Table 3 Published experience with sealing the biopsy track after transthoracic lung biopsy

Moreover, CT-guided lung biopsy has been performed in the outpatient setting as a way of minimizing costs and inconvenience to the patient. Therefore, efforts are required to decrease postbiopsy complications, especially the development of large pneumothoraces that require treatment and hospitalization. The frequency of chest tube placement reported in recent years in studies with more than 100 procedures ranged from 2 to 15% of all biopsies [3, 4]. In our study the majority of patients in group A had a small pneumothorax that did not increase in size. There was a statistically significant difference in the rate of resultant large pneumothoraces. This resulted in a reduction in the rate of chest tube placement from 11.4 to 1.4%. Without sealing technique, the incidence of pneumothorax was more frequent, and we found more extensive pneumothoraces.

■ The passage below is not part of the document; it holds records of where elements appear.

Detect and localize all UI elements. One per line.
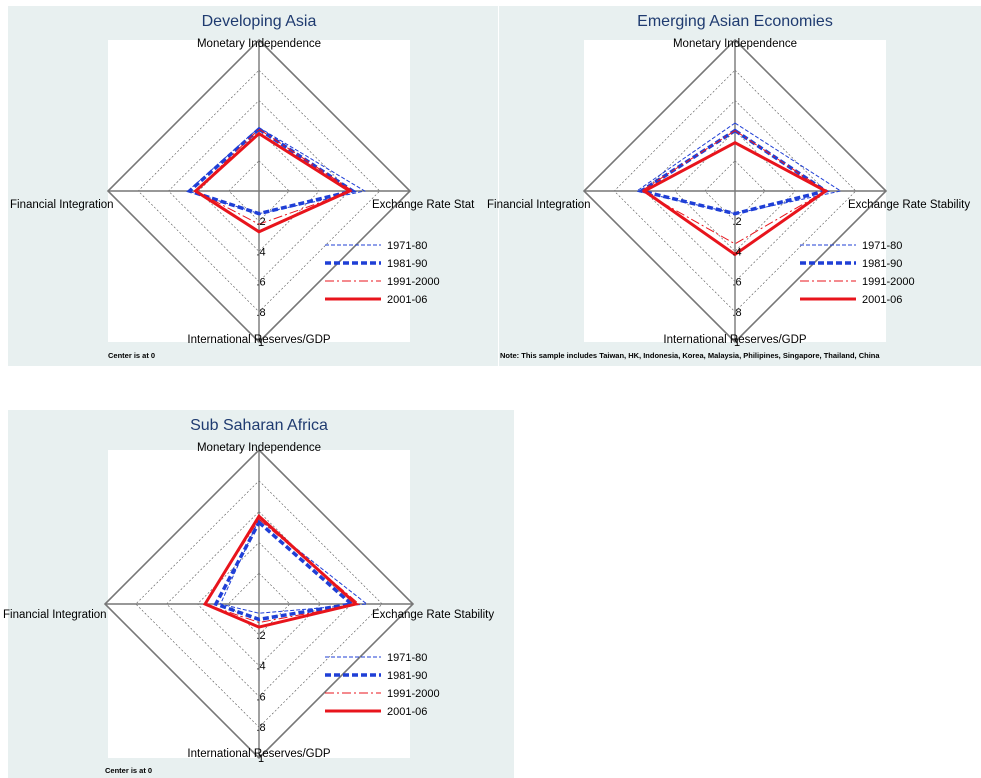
- chart-title: Sub Saharan Africa: [190, 417, 328, 434]
- legend-label: 1991-2000: [387, 688, 440, 700]
- axis-label: Exchange Rate Stability: [372, 609, 494, 621]
- tick-label: .6: [256, 277, 265, 289]
- series-2001-06: [202, 513, 360, 629]
- axis-label: Monetary Independence: [197, 38, 321, 50]
- axis-label: Financial Integration: [487, 199, 591, 211]
- tick-label: .2: [256, 216, 265, 228]
- radar-panel-1: Developing Asia .2 .4 .6 .8 1 Monetary Indepen…: [8, 6, 498, 366]
- axis-label: International Reserves/GDP: [663, 334, 807, 346]
- axis-label: Exchange Rate Stability: [848, 199, 970, 211]
- tick-label: 1: [734, 337, 740, 349]
- chart-note: Note: This sample includes Taiwan, HK, I…: [500, 351, 880, 360]
- tick-label: .8: [256, 307, 265, 319]
- tick-label: 1: [258, 753, 264, 765]
- axis-label: Monetary Independence: [197, 442, 321, 454]
- tick-label: .8: [256, 722, 265, 734]
- chart-note: Center is at 0: [108, 351, 155, 360]
- tick-label: .6: [732, 277, 741, 289]
- axis-label: International Reserves/GDP: [187, 334, 331, 346]
- legend-label: 2001-06: [862, 294, 902, 306]
- legend-label: 1981-90: [862, 258, 902, 270]
- grid-ring: [227, 572, 291, 636]
- tick-label: 1: [258, 337, 264, 349]
- series-2001-06: [641, 140, 829, 257]
- chart-title: Developing Asia: [202, 13, 317, 30]
- series-1971-80: [219, 518, 369, 614]
- radar-panel-2: Emerging Asian Economies .2 .4 .6 .8 1 Monetar…: [487, 6, 981, 366]
- axis-label: Financial Integration: [3, 609, 107, 621]
- series-2001-06: [193, 131, 353, 234]
- legend-label: 1981-90: [387, 258, 427, 270]
- legend-label: 2001-06: [387, 706, 427, 718]
- series-1991-2000: [640, 130, 827, 245]
- tick-label: .4: [256, 246, 265, 258]
- series-1981-90: [213, 519, 356, 622]
- tick-label: .2: [732, 216, 741, 228]
- series-1971-80: [635, 122, 842, 215]
- radar-panel-3: Sub Saharan Africa .2 .4 .6 .8 1 Monetary Inde…: [3, 410, 514, 778]
- legend-label: 1991-2000: [862, 276, 915, 288]
- tick-label: .6: [256, 691, 265, 703]
- legend-label: 1971-80: [387, 240, 427, 252]
- tick-label: .4: [732, 246, 741, 258]
- grid-ring: [674, 130, 796, 252]
- tick-label: .2: [256, 630, 265, 642]
- legend-label: 2001-06: [387, 294, 427, 306]
- axis-label: Monetary Independence: [673, 38, 797, 50]
- legend-label: 1971-80: [862, 240, 902, 252]
- legend-label: 1991-2000: [387, 276, 440, 288]
- tick-label: .8: [732, 307, 741, 319]
- chart-title: Emerging Asian Economies: [637, 13, 833, 30]
- axis-label: Financial Integration: [10, 199, 114, 211]
- legend-label: 1971-80: [387, 652, 427, 664]
- axis-label: International Reserves/GDP: [187, 748, 331, 760]
- tick-label: .4: [256, 661, 265, 673]
- chart-note: Center is at 0: [105, 766, 152, 775]
- axis-label: Exchange Rate Stat: [372, 199, 475, 211]
- legend-label: 1981-90: [387, 670, 427, 682]
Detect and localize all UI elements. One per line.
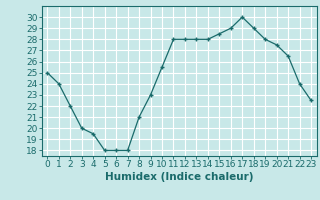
X-axis label: Humidex (Indice chaleur): Humidex (Indice chaleur) xyxy=(105,172,253,182)
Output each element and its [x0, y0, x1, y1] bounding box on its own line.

This might be the reason for the fact that the need for chest tube placement was relatively high in our patients without instillation of NaCl (n = 8). In patients with sealing technique, the pneumothoraces were smaller and more often self-limiting, so that no chest tube placemant was warranted. This might be secondary due to a reduction of airflow in the puncture access in patients with sealing techniques. However, in one of our patients with sealing technique who developed a large pneumothorax, chest tube placement was necessary. All technical improvements to reduce the rate of pneumothoraces only have the possibility to minimize the complication rate. Sealing the biopsy track with NaCl solution can not totally exclude the risk for a pneumothorax. Actually there is no specific method or technique that can completely avoid a pneumothorax.

Only minor self-limited alveolar hemorrhages along the needle track or around the lesion occurred. No fatal complications such as systemic air embolism, major hemorrhage, or pericardial tamponade were observed. Using our biopsy technique, a definite histological diagnosis of the pulmonary lesions was achieved in 97.1% of patients. This result was in the upper range compared to reported studies in the literature showing 64–97% definite diagnosis [20, 22].

In conclusion, the results of this study suggest that a significant decrease in pneumothorax rate can be achieved by filling the biopsy track with NaCl 0.9% solution during the extraction of the needle. NaCl shows no adverse effects, is simple to handle, ubiquitously available and inexpensive. Pulmonary lesions that are adherent to pleura should be preferred for biopsy. With this technique, the need for chest tube placement and subsequent hospitalization can be reduced. Therefore, this technique can be recommended for CT-guided transthoracic biopsies of lung lesions.